Она грустно улыбнулась.
- Я ревновала тебя, ревную и теперь. Но каждый раз я думала так: если это составляет для него удовольствие, пусть наслаждается и пусть Афродита будет ему помощницей!
Сулла не успел ответить, - возвращались рабы.
Они ворвались в атриум, как в свой собственный дом, - с криками, песнями, воем и грохотом. Многие бросились в лаватрину, чтобы помыться.
Мужчины и женщины купались вместе, - грубые шутки и хохот не умолкали. Вода плескалась, горячая и холодная, цистерны опорожнялись и вновь наполнялись. Многие, торопясь, мылись в грязной воде, оставшейся после предыдущих купальщиков: не время было разбираться в полутемной лаватрине, когда ждало всех пиршество.

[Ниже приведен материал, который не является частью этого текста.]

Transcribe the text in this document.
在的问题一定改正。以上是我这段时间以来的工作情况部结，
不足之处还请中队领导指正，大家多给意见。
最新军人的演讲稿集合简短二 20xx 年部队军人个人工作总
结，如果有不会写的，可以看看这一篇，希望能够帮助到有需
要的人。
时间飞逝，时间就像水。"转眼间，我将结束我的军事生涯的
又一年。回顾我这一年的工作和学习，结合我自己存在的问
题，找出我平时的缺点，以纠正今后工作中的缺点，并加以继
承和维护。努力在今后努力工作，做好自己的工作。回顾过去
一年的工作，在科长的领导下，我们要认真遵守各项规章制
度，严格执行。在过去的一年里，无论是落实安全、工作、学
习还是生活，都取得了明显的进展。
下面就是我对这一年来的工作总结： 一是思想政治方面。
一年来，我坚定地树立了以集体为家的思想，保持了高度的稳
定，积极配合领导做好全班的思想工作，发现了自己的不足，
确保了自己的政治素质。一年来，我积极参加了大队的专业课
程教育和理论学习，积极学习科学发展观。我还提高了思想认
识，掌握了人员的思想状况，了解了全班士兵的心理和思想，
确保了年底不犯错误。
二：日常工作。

Из лаватриды люди побежали в атриум. Останавливаясь у столов, они бросали кости: выбирали царя пирушки. Наибольшее число очков получил любимый шут Суллы.
Это был старый, лысый карлик со слезящимися глазами. Он с гордым видом занял почетное место и смотрел исподлобья на собеседников. А они, играя в кости на орехи, ругались, спорили.
- Кончать игру! - приказал царь пирушки, и все не возражая, повиновались. - Занимайте места. Эй, повар и повариха! - закричал он. - Давайте кушать, иначе, - клянусь Эскулапом! - всех нас придется спасать от голодной смерти.
Сулла и Арсиноя появились в дверях таблинума. Они несли одинаковое блюдо - гороховую похлебку. Потом последовала полента, жареная свинина, пирожки и облитые медом лепешки. Хозяин сам прислуживал рабам, - ему некогда было даже поесть. Черные глаза канатной плясуньи пристально следили за гостями; она прислушивалась к их речам и улыбалась, слыша нетерпеливые вопросы: "А скоро подадут вино?"
Обделяя пирожками собеседников, Сулла нагнулся к царю пирушки:
- Прикажи, чтобы каждый выбрал себе подругу.
- Зачем? Всякий волен взять любую женщину…
- Сделай, как я сказал.
Шут, не смея возразить, возгласил:
- Выбирайте себе подруг, чтобы было кого угощать вином!
Несколько рук потянулось к Арсинбе.
- Опоздали, - сказал Сулла, - она уже выбрана.
- Не тобой ли? - дерзко спросил рослый сириец, обхватив Арсиною за плечи, но она вырвалась и убежала в таблинум.
Сулла побагровел, на лбу налилась кровью толстая, как веревка, жила, кулаки сжались. Еще мгновение - и пирушка была бы прервана, вспыльчивый патриций начал бы жестокую расправу, полилась бы кровь…
Царь пирушки понял это и, вскочив, бросился в таблинум.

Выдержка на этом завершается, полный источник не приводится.